At the border, Customs and Border Protection officials have broad authority to search electronic devices without a warrant or probable cause. In 2017, more than 30,000 people had their phones, laptops and tablets searched before they could enter or leave the country. If this freaks you out, follow the Center for Internet Security’s advice for traveling and use a new or reimaged phone and change all your passwords before traveling and again when you get home.

Here’s the Thing About Rental Cars

These days, cars are basically computers on wheels. While it may be tempting to sync your device with a rental car, the Federal Trade Commission recommends being cautious.

“If you connect a mobile device, the car may also keep your mobile phone number, call and message logs, or even contacts and text messages. Unless you delete that data before you return the car, other people may view it, including future renters and rental car employees or even hackers,” FTC lawyer Lisa Weintraub Schifferle wrote in a blog.

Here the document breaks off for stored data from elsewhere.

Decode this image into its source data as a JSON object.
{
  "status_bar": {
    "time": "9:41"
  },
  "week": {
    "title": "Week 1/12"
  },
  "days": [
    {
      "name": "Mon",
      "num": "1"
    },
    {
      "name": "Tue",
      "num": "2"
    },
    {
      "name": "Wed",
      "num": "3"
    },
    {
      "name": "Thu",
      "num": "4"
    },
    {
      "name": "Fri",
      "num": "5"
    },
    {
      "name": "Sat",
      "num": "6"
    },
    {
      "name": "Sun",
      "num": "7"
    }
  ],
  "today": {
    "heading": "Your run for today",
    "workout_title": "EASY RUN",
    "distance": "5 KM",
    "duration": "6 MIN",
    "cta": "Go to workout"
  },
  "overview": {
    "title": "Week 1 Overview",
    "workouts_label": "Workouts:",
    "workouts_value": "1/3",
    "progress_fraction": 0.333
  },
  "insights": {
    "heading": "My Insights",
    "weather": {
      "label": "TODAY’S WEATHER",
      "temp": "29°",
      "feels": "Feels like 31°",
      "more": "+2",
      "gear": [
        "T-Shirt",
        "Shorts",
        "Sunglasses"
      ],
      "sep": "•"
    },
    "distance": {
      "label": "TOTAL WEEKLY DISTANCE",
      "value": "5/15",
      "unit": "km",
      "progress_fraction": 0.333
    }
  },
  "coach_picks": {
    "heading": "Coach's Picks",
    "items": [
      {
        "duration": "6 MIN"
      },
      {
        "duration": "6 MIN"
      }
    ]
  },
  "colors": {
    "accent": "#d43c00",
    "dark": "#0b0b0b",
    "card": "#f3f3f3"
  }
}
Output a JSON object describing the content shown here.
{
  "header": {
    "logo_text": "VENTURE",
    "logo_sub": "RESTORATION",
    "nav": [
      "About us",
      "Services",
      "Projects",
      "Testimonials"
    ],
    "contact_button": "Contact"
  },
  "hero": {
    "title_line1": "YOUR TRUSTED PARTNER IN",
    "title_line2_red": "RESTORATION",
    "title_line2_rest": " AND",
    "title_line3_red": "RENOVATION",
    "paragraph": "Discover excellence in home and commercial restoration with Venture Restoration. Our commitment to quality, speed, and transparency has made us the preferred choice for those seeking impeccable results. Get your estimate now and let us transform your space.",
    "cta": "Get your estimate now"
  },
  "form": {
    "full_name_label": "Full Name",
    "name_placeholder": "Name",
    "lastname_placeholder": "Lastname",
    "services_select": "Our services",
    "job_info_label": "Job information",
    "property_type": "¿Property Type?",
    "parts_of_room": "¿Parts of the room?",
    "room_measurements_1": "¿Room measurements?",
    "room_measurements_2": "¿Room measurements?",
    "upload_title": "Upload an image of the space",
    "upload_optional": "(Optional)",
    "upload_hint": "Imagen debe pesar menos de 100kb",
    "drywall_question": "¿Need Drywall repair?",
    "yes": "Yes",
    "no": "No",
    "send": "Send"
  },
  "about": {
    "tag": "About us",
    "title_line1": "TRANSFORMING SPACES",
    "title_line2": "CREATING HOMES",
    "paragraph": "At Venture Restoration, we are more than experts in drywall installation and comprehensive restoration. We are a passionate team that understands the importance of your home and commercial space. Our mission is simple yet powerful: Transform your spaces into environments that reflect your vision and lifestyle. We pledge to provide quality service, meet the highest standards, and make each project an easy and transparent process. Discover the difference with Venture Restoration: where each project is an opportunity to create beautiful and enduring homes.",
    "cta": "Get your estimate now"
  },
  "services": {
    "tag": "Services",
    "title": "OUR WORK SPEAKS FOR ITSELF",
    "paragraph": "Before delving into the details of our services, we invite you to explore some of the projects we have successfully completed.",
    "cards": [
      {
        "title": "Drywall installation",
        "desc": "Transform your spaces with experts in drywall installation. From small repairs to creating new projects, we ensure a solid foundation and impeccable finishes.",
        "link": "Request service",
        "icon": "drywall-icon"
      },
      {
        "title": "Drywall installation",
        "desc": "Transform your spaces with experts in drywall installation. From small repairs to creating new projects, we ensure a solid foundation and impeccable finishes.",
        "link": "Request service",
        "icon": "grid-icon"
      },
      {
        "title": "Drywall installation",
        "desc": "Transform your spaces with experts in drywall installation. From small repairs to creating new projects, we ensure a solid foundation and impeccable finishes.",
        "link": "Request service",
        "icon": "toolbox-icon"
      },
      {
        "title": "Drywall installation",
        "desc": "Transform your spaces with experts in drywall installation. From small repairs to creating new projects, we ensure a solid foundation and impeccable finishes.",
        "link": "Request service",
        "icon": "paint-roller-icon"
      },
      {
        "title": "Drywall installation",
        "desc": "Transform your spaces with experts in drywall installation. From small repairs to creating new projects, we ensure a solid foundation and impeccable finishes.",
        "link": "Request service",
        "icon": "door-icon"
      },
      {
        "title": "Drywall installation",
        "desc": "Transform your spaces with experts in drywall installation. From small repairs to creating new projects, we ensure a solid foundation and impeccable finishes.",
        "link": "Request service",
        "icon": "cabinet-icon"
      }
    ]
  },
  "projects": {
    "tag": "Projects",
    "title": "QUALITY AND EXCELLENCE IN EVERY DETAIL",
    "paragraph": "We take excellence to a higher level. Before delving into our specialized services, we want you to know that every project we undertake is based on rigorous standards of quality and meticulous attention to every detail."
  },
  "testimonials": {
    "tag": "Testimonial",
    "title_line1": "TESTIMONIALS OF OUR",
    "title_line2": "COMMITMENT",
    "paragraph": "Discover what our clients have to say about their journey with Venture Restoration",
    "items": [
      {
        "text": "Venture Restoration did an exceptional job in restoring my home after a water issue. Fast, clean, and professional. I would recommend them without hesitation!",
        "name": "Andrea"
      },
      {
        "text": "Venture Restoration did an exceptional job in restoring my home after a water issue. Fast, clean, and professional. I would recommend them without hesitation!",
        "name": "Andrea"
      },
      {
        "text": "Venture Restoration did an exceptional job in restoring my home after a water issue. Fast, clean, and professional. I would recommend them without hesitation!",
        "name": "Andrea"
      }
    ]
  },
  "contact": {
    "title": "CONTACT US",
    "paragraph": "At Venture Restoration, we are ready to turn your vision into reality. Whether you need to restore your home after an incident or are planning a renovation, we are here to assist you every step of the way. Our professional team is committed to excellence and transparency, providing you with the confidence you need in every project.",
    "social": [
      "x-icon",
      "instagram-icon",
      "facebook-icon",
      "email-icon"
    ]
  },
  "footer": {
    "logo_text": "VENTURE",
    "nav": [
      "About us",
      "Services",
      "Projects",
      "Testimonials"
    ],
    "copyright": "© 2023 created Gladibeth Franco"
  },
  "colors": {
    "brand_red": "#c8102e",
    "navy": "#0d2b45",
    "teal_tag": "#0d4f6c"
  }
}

FTC says to use a charger plugged into a cigarette charger instead of the car’s USB to avoid incidental data transfer. If you do opt to connect, be sure to check permissions and only allow access to the data your plan to use. When you’re done, delete your data and unpair your device.

Just in Case

If you think an account has been compromised, contact that applicable bank, credit card or company. You can also find additional information at IDtheft.gov.